ECLI:NL:RVS:2013:916

Raad van State

Datum uitspraak
28 augustus 2013
Publicatiedatum
28 augustus 2013
Zaaknummer
201211362/1/A2
Instantie
Raad van State
Type
Uitspraak
Rechtsgebied
Bestuursrecht
Procedures
  • Hoger beroep
Rechters
Vindplaatsen
  • Rechtspraak.nl
AI samenvatting door LexboostAutomatisch gegenereerd

Hoger beroep tegen afwijzing aanvraag tegemoetkoming in planschade door college van burgemeester en wethouders van Raalte

In deze zaak gaat het om een hoger beroep van [appellant] tegen de uitspraak van de rechtbank Zwolle-Lelystad, die op 1 november 2012 zijn beroep tegen de afwijzing van een aanvraag om tegemoetkoming in planschade ongegrond verklaarde. De aanvraag was gedaan naar aanleiding van een bestemmingsplan dat op 29 november 2009 in werking trad, waardoor de realisering van een nieuwe woonwijk mogelijk werd. [Appellant], eigenaar van een perceel in Heeten, stelde dat hij door deze planologische verandering schade lijdt, onder andere door een vermindering van uitzicht en toename van verkeershinder.

Het college van burgemeester en wethouders van Raalte had de aanvraag op 15 februari 2011 afgewezen, en dit besluit werd in bezwaar gehandhaafd.
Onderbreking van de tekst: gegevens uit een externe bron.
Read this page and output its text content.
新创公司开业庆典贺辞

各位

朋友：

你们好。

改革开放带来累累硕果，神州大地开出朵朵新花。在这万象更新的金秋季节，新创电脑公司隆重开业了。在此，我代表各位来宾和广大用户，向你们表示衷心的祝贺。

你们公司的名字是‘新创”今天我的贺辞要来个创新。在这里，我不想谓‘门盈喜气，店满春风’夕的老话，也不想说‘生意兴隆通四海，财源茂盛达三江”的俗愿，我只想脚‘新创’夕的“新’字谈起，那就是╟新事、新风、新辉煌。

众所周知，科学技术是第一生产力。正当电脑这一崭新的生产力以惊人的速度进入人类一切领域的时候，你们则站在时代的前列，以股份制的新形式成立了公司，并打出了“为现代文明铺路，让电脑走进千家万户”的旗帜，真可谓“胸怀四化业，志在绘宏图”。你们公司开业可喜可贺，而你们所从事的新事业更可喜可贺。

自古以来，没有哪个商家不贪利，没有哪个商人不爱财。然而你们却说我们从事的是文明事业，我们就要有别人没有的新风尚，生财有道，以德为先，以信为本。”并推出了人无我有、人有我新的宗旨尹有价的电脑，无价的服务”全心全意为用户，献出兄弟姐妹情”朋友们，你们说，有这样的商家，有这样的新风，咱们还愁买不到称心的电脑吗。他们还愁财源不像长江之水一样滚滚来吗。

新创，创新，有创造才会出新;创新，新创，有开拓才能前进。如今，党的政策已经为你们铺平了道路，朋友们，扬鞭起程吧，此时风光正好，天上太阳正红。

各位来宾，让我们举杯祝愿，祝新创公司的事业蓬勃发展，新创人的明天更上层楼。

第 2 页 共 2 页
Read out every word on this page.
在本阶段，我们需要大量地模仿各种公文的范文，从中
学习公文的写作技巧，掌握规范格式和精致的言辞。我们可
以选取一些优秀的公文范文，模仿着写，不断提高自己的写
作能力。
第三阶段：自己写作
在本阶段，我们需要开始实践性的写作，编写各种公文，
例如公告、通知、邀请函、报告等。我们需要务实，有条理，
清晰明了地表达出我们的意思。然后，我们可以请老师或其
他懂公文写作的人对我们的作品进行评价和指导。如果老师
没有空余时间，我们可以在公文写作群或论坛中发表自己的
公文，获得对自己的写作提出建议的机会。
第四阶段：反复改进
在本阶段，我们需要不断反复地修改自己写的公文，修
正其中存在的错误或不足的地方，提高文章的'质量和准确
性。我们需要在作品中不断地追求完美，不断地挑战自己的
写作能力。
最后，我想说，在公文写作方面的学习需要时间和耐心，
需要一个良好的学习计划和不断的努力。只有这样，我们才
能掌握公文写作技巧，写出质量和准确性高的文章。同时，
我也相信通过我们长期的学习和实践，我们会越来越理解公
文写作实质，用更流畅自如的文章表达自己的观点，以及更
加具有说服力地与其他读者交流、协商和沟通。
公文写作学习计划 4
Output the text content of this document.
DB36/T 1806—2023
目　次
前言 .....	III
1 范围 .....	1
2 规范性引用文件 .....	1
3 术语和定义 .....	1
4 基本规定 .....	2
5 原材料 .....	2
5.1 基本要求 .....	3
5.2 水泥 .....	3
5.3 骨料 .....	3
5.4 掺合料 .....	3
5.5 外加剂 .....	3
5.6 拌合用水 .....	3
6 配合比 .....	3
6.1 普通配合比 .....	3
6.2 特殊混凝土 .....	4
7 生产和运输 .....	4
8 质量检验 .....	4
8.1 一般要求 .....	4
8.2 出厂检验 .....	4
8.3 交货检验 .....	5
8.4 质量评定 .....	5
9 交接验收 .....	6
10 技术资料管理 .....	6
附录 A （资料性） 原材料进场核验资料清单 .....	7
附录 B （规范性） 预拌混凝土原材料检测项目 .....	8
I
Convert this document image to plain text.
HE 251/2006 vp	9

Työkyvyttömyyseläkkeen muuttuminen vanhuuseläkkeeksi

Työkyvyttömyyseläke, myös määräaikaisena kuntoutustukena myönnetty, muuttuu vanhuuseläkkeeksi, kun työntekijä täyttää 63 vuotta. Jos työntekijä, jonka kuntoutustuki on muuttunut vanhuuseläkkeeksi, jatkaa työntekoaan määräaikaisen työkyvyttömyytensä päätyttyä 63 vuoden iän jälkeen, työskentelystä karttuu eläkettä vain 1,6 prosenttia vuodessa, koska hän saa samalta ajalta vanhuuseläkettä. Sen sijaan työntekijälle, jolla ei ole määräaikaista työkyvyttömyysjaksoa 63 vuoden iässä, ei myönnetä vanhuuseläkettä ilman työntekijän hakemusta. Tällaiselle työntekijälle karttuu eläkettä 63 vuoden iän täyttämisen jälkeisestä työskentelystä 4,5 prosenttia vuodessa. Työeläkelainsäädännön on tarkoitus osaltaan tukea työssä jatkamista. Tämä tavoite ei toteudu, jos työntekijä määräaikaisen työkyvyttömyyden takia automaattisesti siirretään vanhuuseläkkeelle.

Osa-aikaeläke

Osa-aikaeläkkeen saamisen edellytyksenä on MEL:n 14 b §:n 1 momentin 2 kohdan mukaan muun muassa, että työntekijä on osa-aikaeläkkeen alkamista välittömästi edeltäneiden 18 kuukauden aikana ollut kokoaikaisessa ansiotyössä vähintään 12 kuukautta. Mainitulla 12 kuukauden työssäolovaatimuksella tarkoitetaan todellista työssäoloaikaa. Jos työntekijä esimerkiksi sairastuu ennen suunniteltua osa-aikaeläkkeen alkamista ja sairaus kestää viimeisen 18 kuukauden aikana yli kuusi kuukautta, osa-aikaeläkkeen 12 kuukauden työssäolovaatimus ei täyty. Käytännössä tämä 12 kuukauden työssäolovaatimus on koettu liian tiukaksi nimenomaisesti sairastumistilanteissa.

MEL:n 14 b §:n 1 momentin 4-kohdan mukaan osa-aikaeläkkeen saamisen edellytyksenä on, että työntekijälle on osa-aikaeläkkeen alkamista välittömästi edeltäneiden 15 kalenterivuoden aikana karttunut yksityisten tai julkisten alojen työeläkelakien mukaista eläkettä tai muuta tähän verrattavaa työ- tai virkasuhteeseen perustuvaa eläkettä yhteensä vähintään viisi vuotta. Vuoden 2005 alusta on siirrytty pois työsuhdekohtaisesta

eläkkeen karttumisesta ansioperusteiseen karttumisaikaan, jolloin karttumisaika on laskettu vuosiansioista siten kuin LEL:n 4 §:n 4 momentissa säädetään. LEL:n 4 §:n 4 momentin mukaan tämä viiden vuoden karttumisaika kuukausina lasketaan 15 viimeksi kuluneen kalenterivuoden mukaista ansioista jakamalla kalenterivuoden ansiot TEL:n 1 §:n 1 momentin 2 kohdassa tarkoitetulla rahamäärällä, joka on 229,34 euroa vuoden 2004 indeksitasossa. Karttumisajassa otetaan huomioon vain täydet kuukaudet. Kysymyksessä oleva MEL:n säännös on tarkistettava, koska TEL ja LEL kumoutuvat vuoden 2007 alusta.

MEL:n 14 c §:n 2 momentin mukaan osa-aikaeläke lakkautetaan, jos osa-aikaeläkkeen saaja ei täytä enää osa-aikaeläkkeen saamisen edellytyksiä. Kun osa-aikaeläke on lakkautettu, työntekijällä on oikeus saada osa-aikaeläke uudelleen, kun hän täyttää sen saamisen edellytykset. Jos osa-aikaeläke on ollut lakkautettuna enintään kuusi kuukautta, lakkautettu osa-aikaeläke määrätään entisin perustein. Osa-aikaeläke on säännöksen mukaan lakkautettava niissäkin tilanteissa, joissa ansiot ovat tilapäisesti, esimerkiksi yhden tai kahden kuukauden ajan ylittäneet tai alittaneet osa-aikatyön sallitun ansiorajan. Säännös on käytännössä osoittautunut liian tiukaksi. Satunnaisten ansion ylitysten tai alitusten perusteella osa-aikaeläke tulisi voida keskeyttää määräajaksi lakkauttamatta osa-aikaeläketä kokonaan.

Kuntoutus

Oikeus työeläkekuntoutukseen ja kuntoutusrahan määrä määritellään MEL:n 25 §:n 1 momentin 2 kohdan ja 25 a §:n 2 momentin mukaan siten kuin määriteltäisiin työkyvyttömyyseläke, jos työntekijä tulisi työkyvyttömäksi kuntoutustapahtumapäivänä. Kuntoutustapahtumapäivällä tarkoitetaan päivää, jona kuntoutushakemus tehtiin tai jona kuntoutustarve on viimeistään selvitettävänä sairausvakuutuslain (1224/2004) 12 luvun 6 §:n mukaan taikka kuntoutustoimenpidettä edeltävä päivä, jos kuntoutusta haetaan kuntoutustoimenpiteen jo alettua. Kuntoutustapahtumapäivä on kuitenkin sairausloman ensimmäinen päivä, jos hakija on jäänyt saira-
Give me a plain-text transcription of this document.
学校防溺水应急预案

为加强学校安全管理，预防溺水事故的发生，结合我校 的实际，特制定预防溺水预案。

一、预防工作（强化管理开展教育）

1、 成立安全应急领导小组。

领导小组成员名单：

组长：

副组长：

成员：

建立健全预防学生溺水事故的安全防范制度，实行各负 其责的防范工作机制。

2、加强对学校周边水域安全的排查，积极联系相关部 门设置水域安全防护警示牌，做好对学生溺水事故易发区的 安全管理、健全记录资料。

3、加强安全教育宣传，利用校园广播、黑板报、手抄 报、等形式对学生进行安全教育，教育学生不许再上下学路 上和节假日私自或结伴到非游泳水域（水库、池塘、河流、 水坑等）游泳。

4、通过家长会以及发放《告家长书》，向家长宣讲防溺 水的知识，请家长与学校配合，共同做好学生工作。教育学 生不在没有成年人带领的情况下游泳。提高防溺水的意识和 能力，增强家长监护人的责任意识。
De rechtbank benoemde de Stichting Advisering Bestuursrechtspraak voor Milieu en Ruimtelijk Ordening (StAB) als deskundige, die concludeerde dat de planologische verandering inderdaad tot een beperking van het uitzicht leidde, maar dat de schade niet meer dan € 5.000,00 bedroeg, wat onder het normaal maatschappelijk risico viel. [Appellant] betoogde dat de rechtbank ten onrechte het advies van de StAB en de schadecommissie volgde en dat zijn eigen taxatierapporten beter onderbouwd waren.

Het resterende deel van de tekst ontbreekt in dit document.